The solar wind is frequently perturbed by transient structures such as magnetic folds, jets, waves and flux-ropes that propagate rapidly away from the Sun over a large range of heliocentric distances. Parker Solar Probe has revealed that rotations of the magnetic field vector occur repeatedly at small heliocentric distances, on regions that also display surprisingly large solar wind rotation rates. Sun-to-spacecraft connectivity analysis shows that a large fraction of the solar wind flows probed so far by Parker Solar Probe were formed and accelerated in the vicinity of coronal hole boundaries.

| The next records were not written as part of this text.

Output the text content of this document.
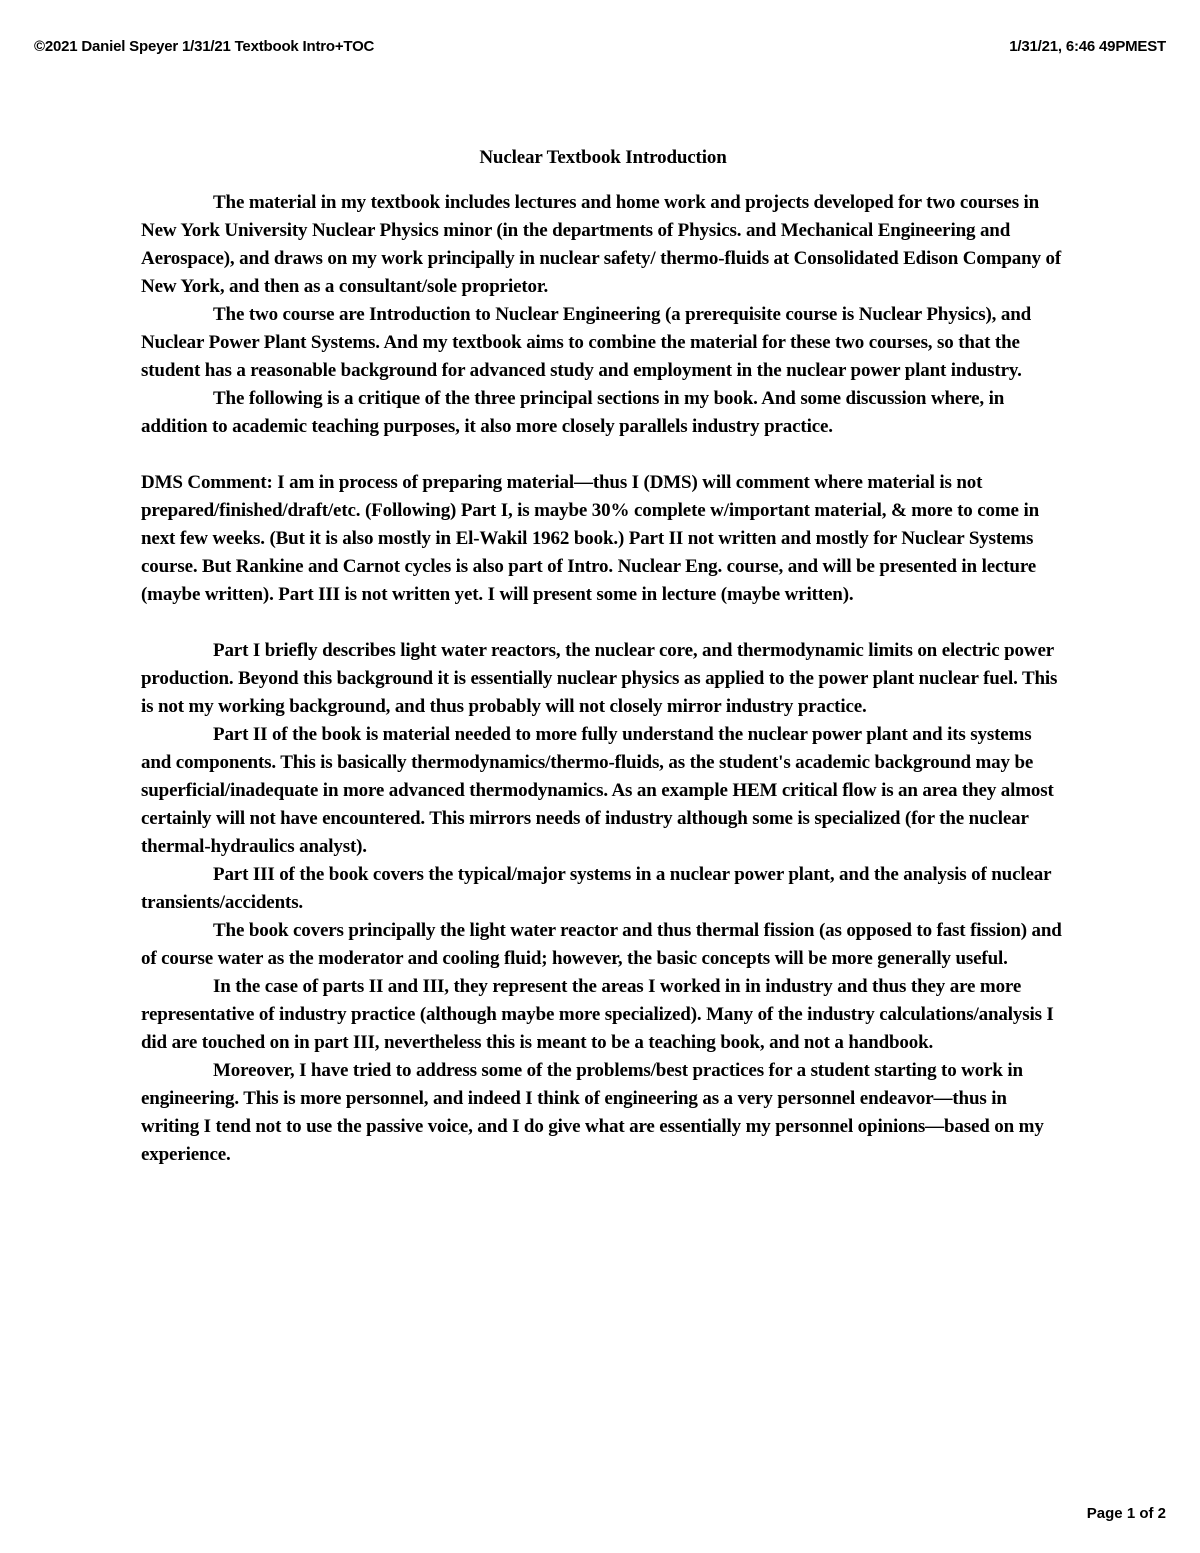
©2021 Daniel Speyer 1/31/21 Textbook Intro+TOC	1/31/21, 6:46 49PMEST
Nuclear Textbook Introduction

The material in my textbook includes lectures and home work and projects developed for two courses in New York University Nuclear Physics minor (in the departments of Physics. and Mechanical Engineering and Aerospace), and draws on my work principally in nuclear safety/ thermo-fluids at Consolidated Edison Company of New York, and then as a consultant/sole proprietor.

The two course are Introduction to Nuclear Engineering (a prerequisite course is Nuclear Physics), and Nuclear Power Plant Systems. And my textbook aims to combine the material for these two courses, so that the student has a reasonable background for advanced study and employment in the nuclear power plant industry.

The following is a critique of the three principal sections in my book. And some discussion where, in addition to academic teaching purposes, it also more closely parallels industry practice.

DMS Comment: I am in process of preparing material—thus I (DMS) will comment where material is not prepared/finished/draft/etc. (Following) Part I, is maybe 30% complete w/important material, & more to come in next few weeks. (But it is also mostly in El-Wakil 1962 book.) Part II not written and mostly for Nuclear Systems course. But Rankine and Carnot cycles is also part of Intro. Nuclear Eng. course, and will be presented in lecture (maybe written). Part III is not written yet. I will present some in lecture (maybe written).

Part I briefly describes light water reactors, the nuclear core, and thermodynamic limits on electric power production. Beyond this background it is essentially nuclear physics as applied to the power plant nuclear fuel. This is not my working background, and thus probably will not closely mirror industry practice.

Part II of the book is material needed to more fully understand the nuclear power plant and its systems and components. This is basically thermodynamics/thermo-fluids, as the student's academic background may be superficial/inadequate in more advanced thermodynamics. As an example HEM critical flow is an area they almost certainly will not have encountered. This mirrors needs of industry although some is specialized (for the nuclear thermal-hydraulics analyst).

Part III of the book covers the typical/major systems in a nuclear power plant, and the analysis of nuclear transients/accidents.

The book covers principally the light water reactor and thus thermal fission (as opposed to fast fission) and of course water as the moderator and cooling fluid; however, the basic concepts will be more generally useful.

In the case of parts II and III, they represent the areas I worked in in industry and thus they are more representative of industry practice (although maybe more specialized). Many of the industry calculations/analysis I did are touched on in part III, nevertheless this is meant to be a teaching book, and not a handbook.

Moreover, I have tried to address some of the problems/best practices for a student starting to work in engineering. This is more personnel, and indeed I think of engineering as a very personnel endeavor—thus in writing I tend not to use the passive voice, and I do give what are essentially my personnel opinions—based on my experience.

Page 1 of 2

We show by means of of global MHD simulations that coronal rotation is highly structured in proximity to those boundary regions (in agreement with preceding SoHO/UVCS observations), and that enhanced poloidal and toroidal flow shear and magnetic field gradients also develop there. We identified regions of the solar corona for which solar wind speed and rotational shear are significant, that can be associated with field-aligned and/or transverse vorticity, and that can be favourable to the development of magnetic deflections. Some of these wind flow shears are driven through large radial extensions, being noticeable tens of solar radii away from the surface, and therefore have a potential impact on the propagation of such magnetic perturbations across extended heights in the solar wind. We conclude that these regions of persistent shears are undoubtedly sources of complex solar wind structures, and suggest that they can trigger instabilities capable of creating magnetic field reversals detected in-situ in the heliosphere.
Our simulations furthermore indicate that the spatial structure of the solar wind shear will become more complex as the solar cycle progresses, with strong and extended shears appearing at heliographic latitudes that will be probed by Solar Orbiter in the near future.